Multi-Source Geospatial Data-Driven Approach to Identifying Existing Land Stock in Shenzhen

China's urban development is transitioning from an extensive expansion model to an intensive improvement approach. Promoting urban renewal through stock land resources has become a key focus in contemporary urban spatial governance. As cities enter the stock development era, accurately identifying the quantity and spatial distribution of inefficient stock land is crucial for improving land use efficiency. However, existing identification methods for inefficient existing space face challenges including limited data sources, over-reliance on expert experience and insufficient identification accuracy. These factors impede the realization of large-scale, high-precision, and universally applicable identification frameworks. This study proposes an identification method integrating multi-source big data, including land surveys, socioeconomic data, spatiotemporal trajectories, and air quality metrics. Using Shenzhen as a case study, we developed an index system with three dimensions (social, economic, and ecological) and eight indicators. The entropy weight method determined indicator weights, while mean-standardization and Moran’s I index characterized spatial distribution. The study identified a total of 65.37 km² of inefficient existing land in Shenzhen, accounting for approximately 7% of the city's construction land in 2019. Clusters mainly appear in the northwestern part of the city, including administrative boundary zones and urban fringe areas. Longgang District (21.11 km²) and Baoan District (12.57 km²) collectively contribute 51.5% of the inefficient land.
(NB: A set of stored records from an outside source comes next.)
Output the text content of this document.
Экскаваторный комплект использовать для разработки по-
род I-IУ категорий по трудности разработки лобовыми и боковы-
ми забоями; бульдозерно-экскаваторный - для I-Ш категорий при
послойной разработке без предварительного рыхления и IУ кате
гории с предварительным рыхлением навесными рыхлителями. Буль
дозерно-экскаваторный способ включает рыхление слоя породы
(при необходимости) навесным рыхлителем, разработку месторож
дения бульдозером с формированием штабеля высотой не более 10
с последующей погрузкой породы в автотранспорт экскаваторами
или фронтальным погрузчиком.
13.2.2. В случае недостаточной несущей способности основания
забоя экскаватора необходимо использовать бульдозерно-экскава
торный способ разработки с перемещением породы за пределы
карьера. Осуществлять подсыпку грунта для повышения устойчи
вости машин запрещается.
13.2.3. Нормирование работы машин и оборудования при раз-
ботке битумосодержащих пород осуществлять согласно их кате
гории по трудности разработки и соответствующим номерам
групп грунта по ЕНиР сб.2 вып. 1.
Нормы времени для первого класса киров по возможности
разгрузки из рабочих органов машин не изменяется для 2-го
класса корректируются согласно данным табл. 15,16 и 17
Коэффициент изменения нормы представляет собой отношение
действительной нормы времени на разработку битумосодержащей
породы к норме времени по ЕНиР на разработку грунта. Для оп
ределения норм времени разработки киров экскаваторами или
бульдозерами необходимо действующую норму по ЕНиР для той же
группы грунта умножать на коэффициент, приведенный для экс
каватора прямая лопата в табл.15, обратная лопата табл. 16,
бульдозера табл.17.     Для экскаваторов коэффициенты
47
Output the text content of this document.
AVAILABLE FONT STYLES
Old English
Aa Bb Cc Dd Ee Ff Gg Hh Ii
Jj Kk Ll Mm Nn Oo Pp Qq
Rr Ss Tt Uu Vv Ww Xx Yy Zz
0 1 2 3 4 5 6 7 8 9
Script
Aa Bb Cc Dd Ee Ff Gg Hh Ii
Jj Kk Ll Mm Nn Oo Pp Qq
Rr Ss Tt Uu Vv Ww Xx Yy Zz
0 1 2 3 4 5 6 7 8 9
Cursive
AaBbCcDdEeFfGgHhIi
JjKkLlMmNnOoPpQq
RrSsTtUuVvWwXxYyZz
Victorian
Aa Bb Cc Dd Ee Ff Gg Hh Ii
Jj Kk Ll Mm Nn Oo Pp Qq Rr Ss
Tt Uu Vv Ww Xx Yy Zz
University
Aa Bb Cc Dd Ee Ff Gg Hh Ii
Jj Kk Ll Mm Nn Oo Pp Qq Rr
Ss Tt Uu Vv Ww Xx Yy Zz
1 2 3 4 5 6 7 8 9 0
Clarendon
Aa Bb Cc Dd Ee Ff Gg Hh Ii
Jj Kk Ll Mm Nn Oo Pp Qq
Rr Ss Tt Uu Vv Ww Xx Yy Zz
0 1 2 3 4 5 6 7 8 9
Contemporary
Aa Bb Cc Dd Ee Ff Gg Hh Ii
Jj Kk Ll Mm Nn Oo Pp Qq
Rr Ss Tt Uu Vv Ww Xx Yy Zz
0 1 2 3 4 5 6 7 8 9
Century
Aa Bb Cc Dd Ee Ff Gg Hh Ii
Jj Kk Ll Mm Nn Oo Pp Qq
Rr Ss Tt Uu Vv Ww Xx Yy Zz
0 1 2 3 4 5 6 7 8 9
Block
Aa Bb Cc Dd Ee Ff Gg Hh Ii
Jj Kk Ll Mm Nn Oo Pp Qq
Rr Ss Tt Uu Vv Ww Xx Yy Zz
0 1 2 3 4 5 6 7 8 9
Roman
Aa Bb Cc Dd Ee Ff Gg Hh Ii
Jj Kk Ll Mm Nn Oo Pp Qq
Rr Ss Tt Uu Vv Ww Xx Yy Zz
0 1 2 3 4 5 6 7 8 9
Shenzhen's inefficient existing land exhibits an "edge aggregation and corridor extension" spatial pattern, and its formation is subject to the compound influence of historical development patterns, ecological control policies, and urban spatial structure. This study provides a scientific basis for urban renewal and inefficient land redevelopment through the integration of multidimensional big data and spatial statistical analysis. The proposed framework offers replicable technical support for sustainable urban governance and precision regeneration strategies in high-density Chinese cities.